Crítica | Quase Famosos

critica - quase famosos

Volta e meia jovens adolescentes se mostram as pessoas mais inteligentes em determinadas situações, mesmo quando rodeados por adultos. Pois apesar de estes últimos terem experiência para encarar coisas como o amor, a amizade, a carreira e a própria vida em si, acabam tomando decisões baseado no que já viveram, julgando que seu conhecimento é o suficiente para evitar a dor ou o constrangimento de, por exemplo, terminar com uma namorada, brigar com os amigos, magoar os pais. Porém, não há nenhum momento na vida que seja exatamente igual, o que torna a impulsividade movida a sentimentos que apenas a juventude proporciona um dos melhores jeitos de se lidar com tais situações.

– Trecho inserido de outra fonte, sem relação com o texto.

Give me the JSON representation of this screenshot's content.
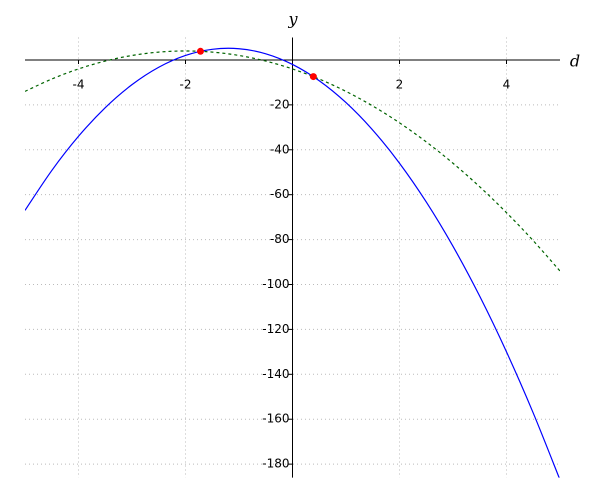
{
  "chart_data": {
    "type": "line",
    "x_label": "d",
    "y_label": "y",
    "xlim": [
      -5,
      5
    ],
    "ylim": [
      -186,
      10
    ],
    "xticks": [
      -4,
      -2,
      2,
      4
    ],
    "yticks": [
      -20,
      -40,
      -60,
      -80,
      -100,
      -120,
      -140,
      -160,
      -180
    ],
    "grid": true,
    "x": [
      -5,
      -4.5,
      -4,
      -3.5,
      -3,
      -2.5,
      -2,
      -1.5,
      -1,
      -0.5,
      0,
      0.5,
      1,
      1.5,
      2,
      2.5,
      3,
      3.5,
      4,
      4.5,
      5
    ],
    "series": [
      {
        "color": "#0000ff",
        "dash": false,
        "values": [
          -67,
          -49.25,
          -34,
          -21.25,
          -11,
          -3.25,
          2,
          4.75,
          5,
          2.75,
          -2,
          -9.25,
          -19,
          -31.25,
          -46,
          -63.25,
          -83,
          -105.25,
          -130,
          -157.25,
          -187
        ]
      },
      {
        "color": "#006400",
        "dash": true,
        "values": [
          -14,
          -8.5,
          -4,
          -0.5,
          2,
          3.5,
          4,
          3.5,
          2,
          -0.5,
          -4,
          -8.5,
          -14,
          -20.5,
          -28,
          -36.5,
          -46,
          -56.5,
          -68,
          -80.5,
          -94
        ]
      }
    ],
    "points": {
      "color": "#ff0000",
      "x": [
        -1.72,
        0.39
      ],
      "y": [
        3.85,
        -7.4
      ]
    }
  }
}
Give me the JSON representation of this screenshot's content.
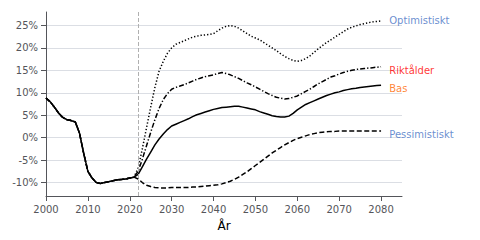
{
  "chart_data": {
    "type": "line",
    "xlabel": "År",
    "x": [
      2000,
      2001,
      2002,
      2003,
      2004,
      2005,
      2006,
      2007,
      2008,
      2009,
      2010,
      2011,
      2012,
      2013,
      2014,
      2015,
      2016,
      2017,
      2018,
      2019,
      2020,
      2021,
      2022,
      2023,
      2024,
      2025,
      2026,
      2027,
      2028,
      2029,
      2030,
      2031,
      2032,
      2033,
      2034,
      2035,
      2036,
      2037,
      2038,
      2039,
      2040,
      2041,
      2042,
      2043,
      2044,
      2045,
      2046,
      2047,
      2048,
      2049,
      2050,
      2051,
      2052,
      2053,
      2054,
      2055,
      2056,
      2057,
      2058,
      2059,
      2060,
      2061,
      2062,
      2063,
      2064,
      2065,
      2066,
      2067,
      2068,
      2069,
      2070,
      2071,
      2072,
      2073,
      2074,
      2075,
      2076,
      2077,
      2078,
      2079,
      2080
    ],
    "series": [
      {
        "name": "Bas",
        "color": "#000000",
        "line_style": "solid",
        "values": [
          0.088,
          0.08,
          0.068,
          0.055,
          0.045,
          0.04,
          0.038,
          0.035,
          0.01,
          -0.035,
          -0.075,
          -0.09,
          -0.1,
          -0.102,
          -0.1,
          -0.098,
          -0.096,
          -0.094,
          -0.093,
          -0.092,
          -0.09,
          -0.088,
          -0.082,
          -0.065,
          -0.048,
          -0.032,
          -0.016,
          -0.003,
          0.008,
          0.018,
          0.026,
          0.03,
          0.034,
          0.038,
          0.042,
          0.047,
          0.051,
          0.054,
          0.057,
          0.06,
          0.063,
          0.065,
          0.067,
          0.068,
          0.069,
          0.07,
          0.07,
          0.068,
          0.066,
          0.064,
          0.062,
          0.058,
          0.055,
          0.052,
          0.049,
          0.047,
          0.046,
          0.046,
          0.048,
          0.054,
          0.062,
          0.068,
          0.074,
          0.078,
          0.082,
          0.086,
          0.09,
          0.094,
          0.097,
          0.1,
          0.102,
          0.105,
          0.107,
          0.109,
          0.11,
          0.112,
          0.113,
          0.114,
          0.115,
          0.116,
          0.117
        ]
      },
      {
        "name": "Riktålder",
        "color": "#000000",
        "line_style": "dashdot",
        "values": [
          0.088,
          0.08,
          0.068,
          0.055,
          0.045,
          0.04,
          0.038,
          0.035,
          0.01,
          -0.035,
          -0.075,
          -0.09,
          -0.1,
          -0.102,
          -0.1,
          -0.098,
          -0.096,
          -0.094,
          -0.093,
          -0.092,
          -0.09,
          -0.088,
          -0.075,
          -0.048,
          -0.018,
          0.012,
          0.04,
          0.065,
          0.085,
          0.098,
          0.108,
          0.112,
          0.115,
          0.118,
          0.122,
          0.126,
          0.13,
          0.133,
          0.136,
          0.138,
          0.14,
          0.143,
          0.145,
          0.143,
          0.14,
          0.136,
          0.132,
          0.127,
          0.122,
          0.118,
          0.113,
          0.108,
          0.103,
          0.098,
          0.094,
          0.09,
          0.088,
          0.086,
          0.087,
          0.09,
          0.093,
          0.098,
          0.103,
          0.108,
          0.114,
          0.12,
          0.125,
          0.13,
          0.135,
          0.138,
          0.142,
          0.145,
          0.148,
          0.15,
          0.152,
          0.153,
          0.154,
          0.155,
          0.156,
          0.157,
          0.158
        ]
      },
      {
        "name": "Optimistiskt",
        "color": "#000000",
        "line_style": "dotted",
        "values": [
          0.088,
          0.08,
          0.068,
          0.055,
          0.045,
          0.04,
          0.038,
          0.035,
          0.01,
          -0.035,
          -0.075,
          -0.09,
          -0.1,
          -0.102,
          -0.1,
          -0.098,
          -0.096,
          -0.094,
          -0.093,
          -0.092,
          -0.09,
          -0.088,
          -0.068,
          -0.025,
          0.022,
          0.068,
          0.112,
          0.148,
          0.17,
          0.188,
          0.2,
          0.208,
          0.212,
          0.216,
          0.22,
          0.224,
          0.226,
          0.228,
          0.229,
          0.23,
          0.232,
          0.238,
          0.244,
          0.248,
          0.25,
          0.248,
          0.244,
          0.238,
          0.232,
          0.226,
          0.222,
          0.218,
          0.212,
          0.206,
          0.2,
          0.194,
          0.187,
          0.181,
          0.176,
          0.172,
          0.17,
          0.172,
          0.176,
          0.182,
          0.19,
          0.198,
          0.205,
          0.212,
          0.218,
          0.224,
          0.23,
          0.236,
          0.242,
          0.246,
          0.249,
          0.252,
          0.254,
          0.256,
          0.258,
          0.259,
          0.26
        ]
      },
      {
        "name": "Pessimistiskt",
        "color": "#000000",
        "line_style": "dashed",
        "values": [
          0.088,
          0.08,
          0.068,
          0.055,
          0.045,
          0.04,
          0.038,
          0.035,
          0.01,
          -0.035,
          -0.075,
          -0.09,
          -0.1,
          -0.102,
          -0.1,
          -0.098,
          -0.096,
          -0.094,
          -0.093,
          -0.092,
          -0.09,
          -0.088,
          -0.092,
          -0.1,
          -0.106,
          -0.109,
          -0.111,
          -0.112,
          -0.112,
          -0.112,
          -0.111,
          -0.111,
          -0.111,
          -0.111,
          -0.111,
          -0.11,
          -0.11,
          -0.109,
          -0.108,
          -0.107,
          -0.106,
          -0.105,
          -0.103,
          -0.1,
          -0.097,
          -0.093,
          -0.088,
          -0.082,
          -0.076,
          -0.069,
          -0.062,
          -0.055,
          -0.048,
          -0.041,
          -0.034,
          -0.028,
          -0.022,
          -0.016,
          -0.011,
          -0.006,
          -0.002,
          0.001,
          0.004,
          0.007,
          0.009,
          0.011,
          0.012,
          0.013,
          0.014,
          0.014,
          0.015,
          0.015,
          0.015,
          0.015,
          0.015,
          0.015,
          0.015,
          0.015,
          0.015,
          0.015,
          0.015
        ]
      }
    ],
    "xlim": [
      2000,
      2085
    ],
    "xticks": [
      2000,
      2010,
      2020,
      2030,
      2040,
      2050,
      2060,
      2070,
      2080
    ],
    "ylim": [
      -0.13,
      0.28
    ],
    "yticks": [
      {
        "value": -0.1,
        "label": "-10%"
      },
      {
        "value": -0.05,
        "label": "-5%"
      },
      {
        "value": 0.0,
        "label": "0%"
      },
      {
        "value": 0.05,
        "label": "5%"
      },
      {
        "value": 0.1,
        "label": "10%"
      },
      {
        "value": 0.15,
        "label": "15%"
      },
      {
        "value": 0.2,
        "label": "20%"
      },
      {
        "value": 0.25,
        "label": "25%"
      }
    ],
    "grid": "y",
    "vlines": [
      {
        "x": 2022
      }
    ],
    "annotations": [
      {
        "text": "Optimistiskt",
        "x": 2081,
        "y": 0.262,
        "color": "#4472C4"
      },
      {
        "text": "Riktålder",
        "x": 2081,
        "y": 0.15,
        "color": "#FF0000"
      },
      {
        "text": "Bas",
        "x": 2081,
        "y": 0.11,
        "color": "#FF6600"
      },
      {
        "text": "Pessimistiskt",
        "x": 2081,
        "y": 0.008,
        "color": "#4472C4"
      }
    ]
  }
}
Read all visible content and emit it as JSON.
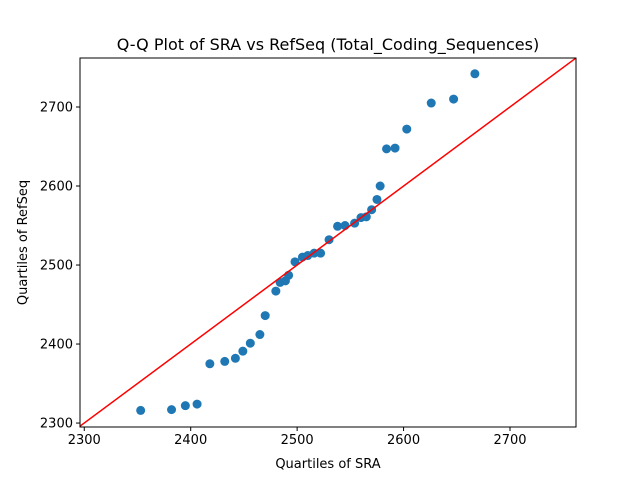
{
  "chart_data": {
    "type": "scatter",
    "title": "Q-Q Plot of SRA vs RefSeq (Total_Coding_Sequences)",
    "xlabel": "Quartiles of SRA",
    "ylabel": "Quartiles of RefSeq",
    "xlim": [
      2296,
      2762
    ],
    "ylim": [
      2295,
      2762
    ],
    "xticks": [
      2300,
      2400,
      2500,
      2600,
      2700
    ],
    "yticks": [
      2300,
      2400,
      2500,
      2600,
      2700
    ],
    "grid": false,
    "legend": "none",
    "colors": {
      "points": "#1f77b4",
      "reference_line": "#ff0000",
      "axes": "#000000"
    },
    "reference_line": {
      "x": [
        2296,
        2762
      ],
      "y": [
        2296,
        2762
      ]
    },
    "series": [
      {
        "x": [
          2353,
          2382,
          2395,
          2406,
          2418,
          2432,
          2442,
          2449,
          2456,
          2465,
          2470,
          2480,
          2484,
          2489,
          2492,
          2498,
          2505,
          2510,
          2516,
          2522,
          2530,
          2538,
          2545,
          2554,
          2560,
          2565,
          2570,
          2575,
          2578,
          2584,
          2592,
          2603,
          2626,
          2647,
          2667
        ],
        "y": [
          2316,
          2317,
          2322,
          2324,
          2375,
          2378,
          2382,
          2391,
          2401,
          2412,
          2436,
          2467,
          2478,
          2480,
          2487,
          2504,
          2510,
          2512,
          2515,
          2515,
          2532,
          2549,
          2550,
          2553,
          2560,
          2561,
          2570,
          2583,
          2600,
          2647,
          2648,
          2672,
          2705,
          2710,
          2742
        ]
      }
    ]
  }
}
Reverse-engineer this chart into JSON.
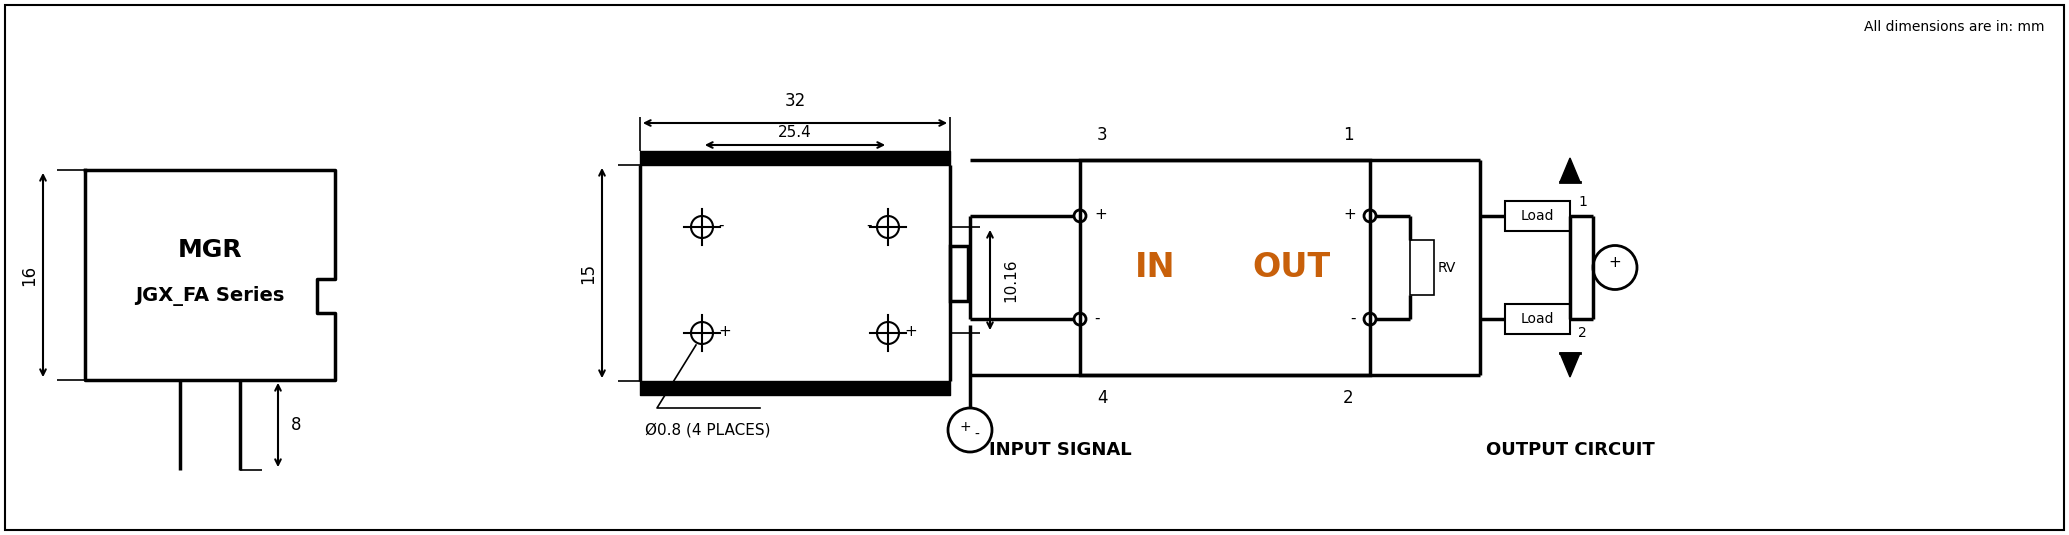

Por isso que é William Miller, de 15 anos, quem parece ter a visão mais madura e sensata quando enfrenta adversidades neste filme, pois baseia seus pensamentos - e, quando o fato de ser o mais jovem de todos não o assusta, as atitudes - no que acredita ser certo e no que lhe fora ensinado por sua mãe, superprotetora, é verdade, mas empenhada em fazer dos filhos pessoas boas e bem sucedidas. Talvez no fundo ela saiba que eles não seguirão o caminho qual impôs desde que eram crianças, mas o modo como jamais guarda magoa nem deles, nem de outro personagem em especial, prova que ela é, simplesmente, uma mãe.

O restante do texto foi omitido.